A pending immigration legislation in the United States, which (in its current form) might upend the Indian outsourcing business model, has IT companies scrambling for damage control.
Leading IT services firms are putting contingency plans in place, scouting for acquisitions that will improve their U.S. workforce numbers, and employing green cards to send workers overseas.
S.D. Shibulal, CEO of India’s second-largest IT services company Infosys, told analysts at a recent meeting that it is considering setting up local and same time-zone development centers and boosting local hiring. Infosys is running pilots on certain projects to test the efficacy of a larger offshoring component, Shibulal said.
India’s largest outsourcing firm, Tata Consultancy Services, is increasing hiring of U.S. residents and green card holders. The company recently hired 174 college graduates in the United States.
The impending legislation, if it goes through the House of Representatives in the fall, could be the dark cloud for Indian IT companies who are gaining from U.S. Dollar-Rupee exchange rates after the Indian currency’s recent tumble. The industry is forecast to grow at 13-14 percent rates this year.
The U.S. Senate has already passed the bill that allows more skilled workers on short term visas (H-1B) at higher visa costs, while imposing a limit on the number of workers who can be deployed at client locations inside the United States. The bill awaits the House of Representatives approval to become an Act.

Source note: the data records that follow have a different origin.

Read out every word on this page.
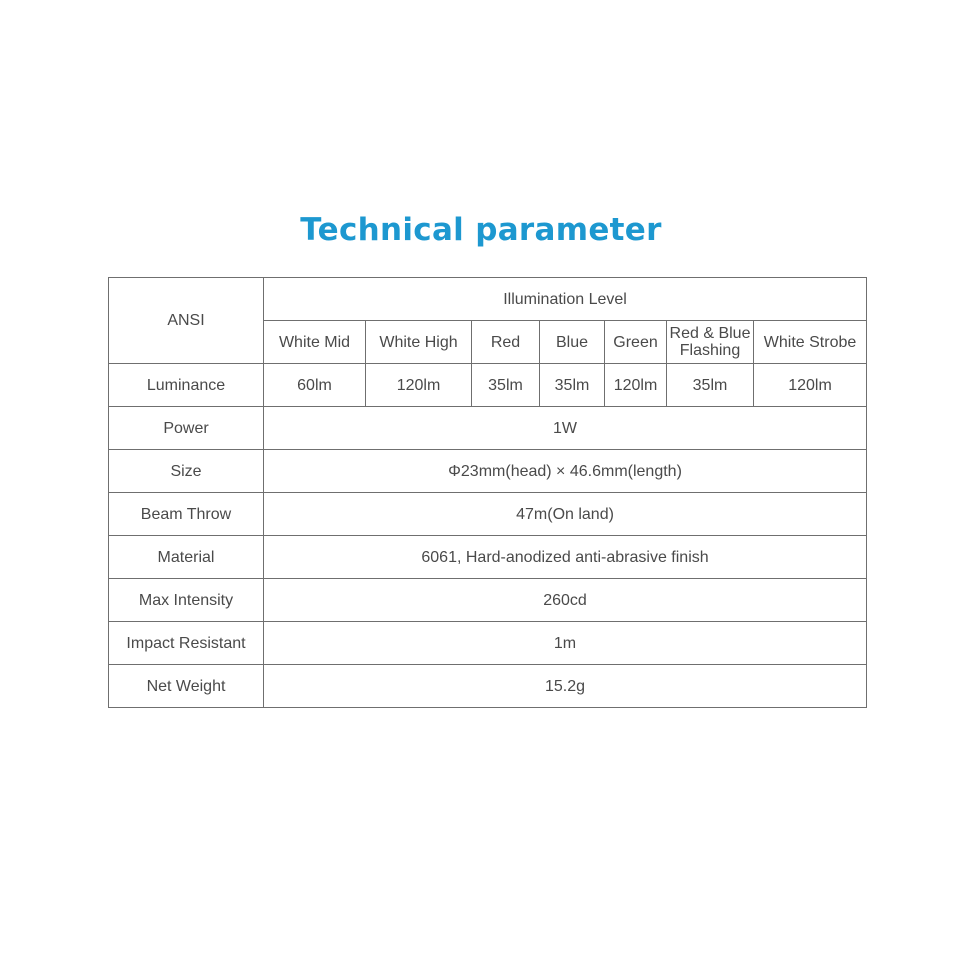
Technical parameter
ANSI	Illumination Level						
	White Mid	White High	Red	Blue	Green	Red & Blue Flashing	White Strobe
Luminance	60lm	120lm	35lm	35lm	120lm	35lm	120lm
Power	1W						
Size	Φ23mm(head) × 46.6mm(length)						
Beam Throw	47m(On land)						
Material	6061, Hard-anodized anti-abrasive finish						
Max Intensity	260cd						
Impact Resistant	1m						
Net Weight	15.2g						
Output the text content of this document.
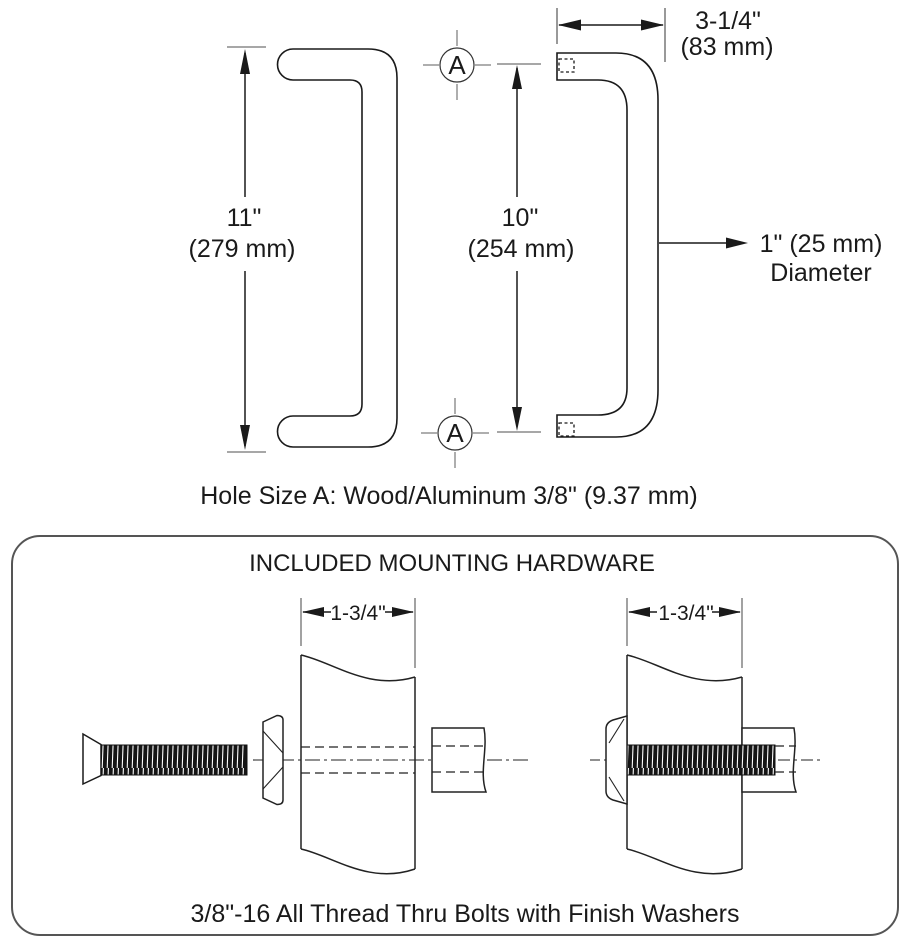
11"
(279 mm)
A
10"
(254 mm)
A
3-1/4"
(83 mm)
1" (25 mm)
Diameter
Hole Size A: Wood/Aluminum 3/8" (9.37 mm)
INCLUDED MOUNTING HARDWARE
1-3/4"	1-3/4"
3/8"-16 All Thread Thru Bolts with Finish Washers
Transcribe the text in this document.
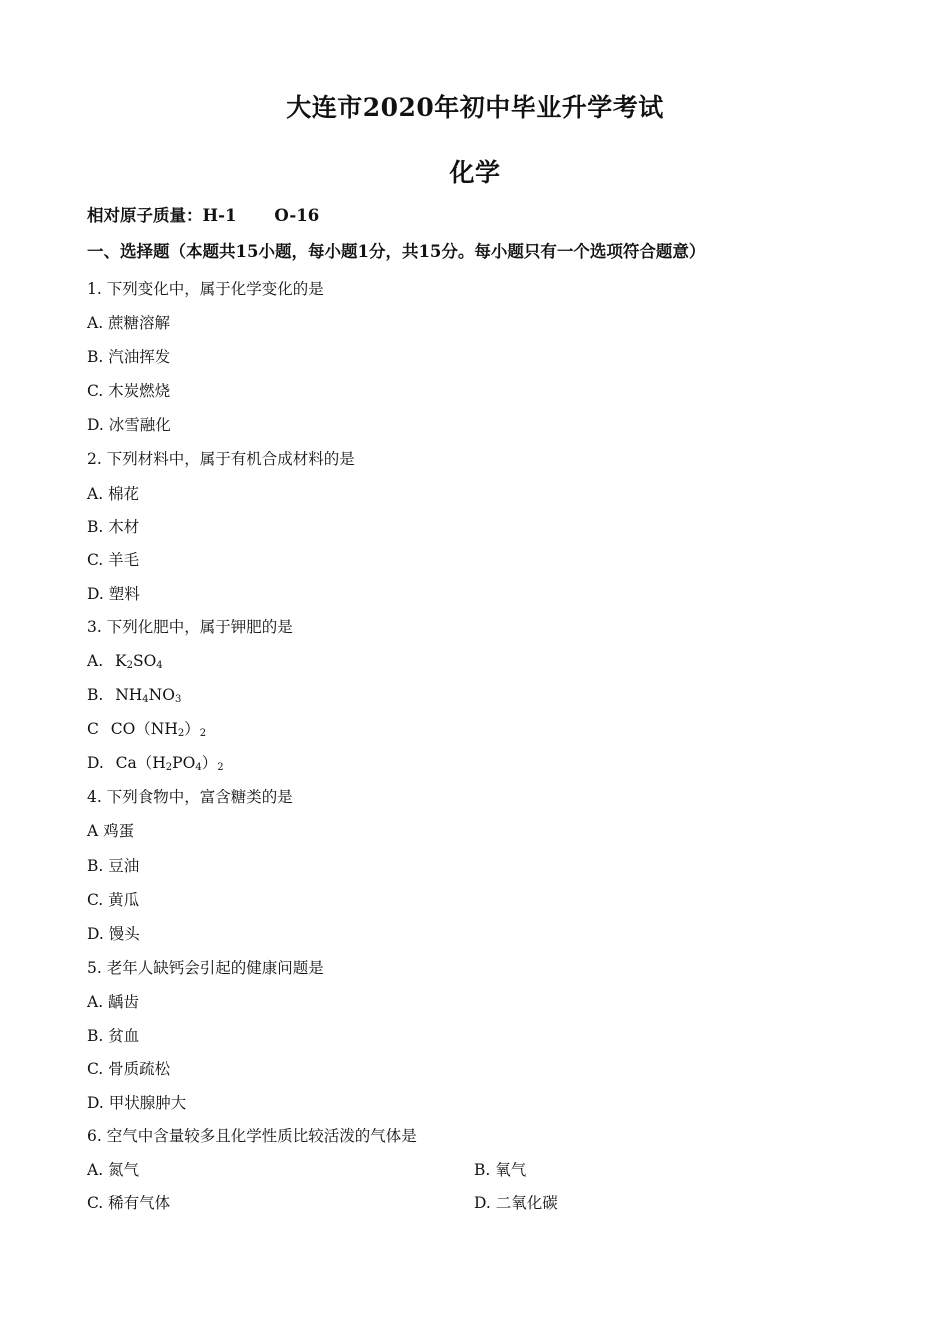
大连市2020年初中毕业升学考试
化学
相对原子质量：H-1 O-16
一、选择题（本题共15小题，每小题1分，共15分。每小题只有一个选项符合题意）
1. 下列变化中，属于化学变化的是
A. 蔗糖溶解
B. 汽油挥发
C. 木炭燃烧
D. 冰雪融化
2. 下列材料中，属于有机合成材料的是
A. 棉花
B. 木材
C. 羊毛
D. 塑料
3. 下列化肥中，属于钾肥的是
A. $K_2SO_4$
B. $NH_4NO_3$
C $CO(NH_2)_2$
D. $Ca(H_2PO_4)_2$
4. 下列食物中，富含糖类的是
A 鸡蛋
B. 豆油
C. 黄瓜
D. 馒头
5. 老年人缺钙会引起的健康问题是
A. 龋齿
B. 贫血
C. 骨质疏松
D. 甲状腺肿大
6. 空气中含量较多且化学性质比较活泼的气体是
A. 氮气	B. 氧气
C. 稀有气体	D. 二氧化碳
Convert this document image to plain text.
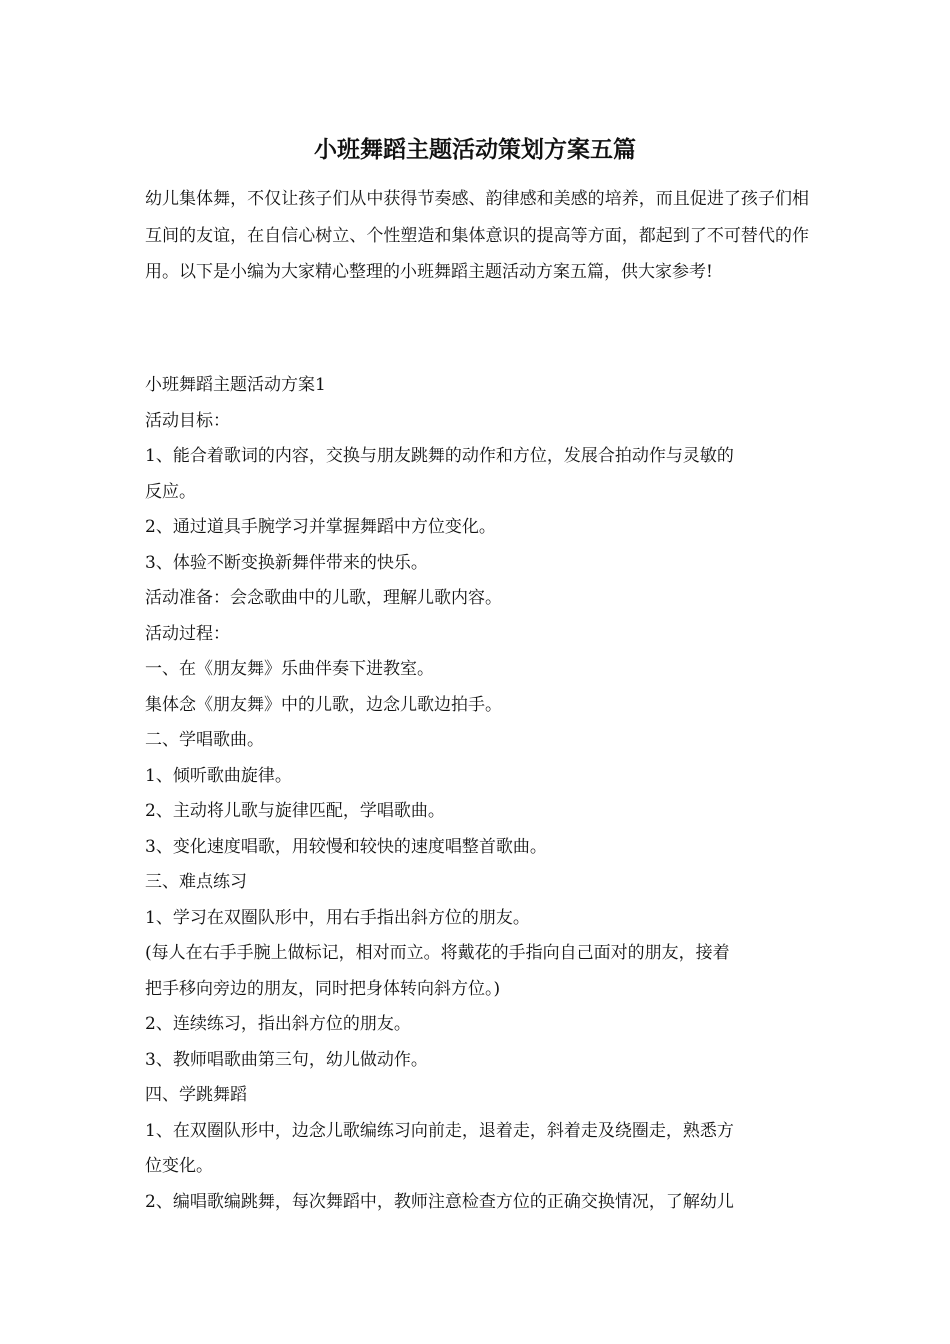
小班舞蹈主题活动策划方案五篇

幼儿集体舞，不仅让孩子们从中获得节奏感、韵律感和美感的培养，而且促进了孩子们相互间的友谊，在自信心树立、个性塑造和集体意识的提高等方面，都起到了不可替代的作用。以下是小编为大家精心整理的小班舞蹈主题活动方案五篇，供大家参考!

小班舞蹈主题活动方案1
活动目标：
1、能合着歌词的内容，交换与朋友跳舞的动作和方位，发展合拍动作与灵敏的
反应。
2、通过道具手腕学习并掌握舞蹈中方位变化。
3、体验不断变换新舞伴带来的快乐。
活动准备：会念歌曲中的儿歌，理解儿歌内容。
活动过程：
一、在《朋友舞》乐曲伴奏下进教室。
集体念《朋友舞》中的儿歌，边念儿歌边拍手。
二、学唱歌曲。
1、倾听歌曲旋律。
2、主动将儿歌与旋律匹配，学唱歌曲。
3、变化速度唱歌，用较慢和较快的速度唱整首歌曲。
三、难点练习
1、学习在双圈队形中，用右手指出斜方位的朋友。
(每人在右手手腕上做标记，相对而立。将戴花的手指向自己面对的朋友，接着
把手移向旁边的朋友，同时把身体转向斜方位。)
2、连续练习，指出斜方位的朋友。
3、教师唱歌曲第三句，幼儿做动作。
四、学跳舞蹈
1、在双圈队形中，边念儿歌编练习向前走，退着走，斜着走及绕圈走，熟悉方
位变化。
2、编唱歌编跳舞，每次舞蹈中，教师注意检查方位的正确交换情况，了解幼儿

Large Indian IT companies with 15 percent or more such workers could be banned from placing these workers on customer sites.
The ultimate form and the timing of the law are as yet uncertain. In its current shape, it is likely to hit several Indian IT services companies who get a bulk of their revenues from U.S.-based customers. Top firms make between half and two-thirds of their revenues from the U.S. market. Infosys, for instance, earns over half its revenues from servicing American customers.
A JP Morgan Chase estimate suggests that the tighter rules could set the industry back by $8 billion.
India’s technology outsourcing industry, whose exports totaled $75 billion this year, has thrived on a ‘global services delivery’ model, where a legion of workers in India create software programs and teams of expert workers are then sent to customers sites in the United States and elsewhere to support and maintain this software. Until now, H-IB and L-1 visas were employed to place Indian workers on U.S. client sites.
The move will not impact similar IT companies that have huge operations in India but are headquartered in the United States, as these companies — including IBM and Accenture — have legacy workforces there.The legislation arbitrarily singles out India-based IT service providers by making it difficult to get visas and deliver business contracts, said Ameet Nivsarkar, vice president of global trade and development at Nasscom, the country’s IT industry trade body. “The contemplated legislation will make it expensive and challenging to move people across borders,” said Nivsarkar, who added that 96 percent of Fortune 500 companies are serviced by specialists from Indian IT companies. IT companies have developed customer relationships over decades and build up intrinsic knowledge of customer’s businesses. “There is a lot of value we provide,” said Ganesh Natarajan, CEO of mid-sized IT firm Zensar Technologies. The investments made by Indian companies to build these relationships are at risk.
There are four levels of potential impact, said Natarajan. The contemplated five-fold rise in visa fees will affect all Indian IT companies. The move towards having at least half the workforce in the United States being American citizens or permanent residents will also affect several companies. Natarajan concluded, “The potential clause against outplacing visa holders on client sites could be very damaging, though companies do not expect to see the overly-restrictive clause in the final bill.”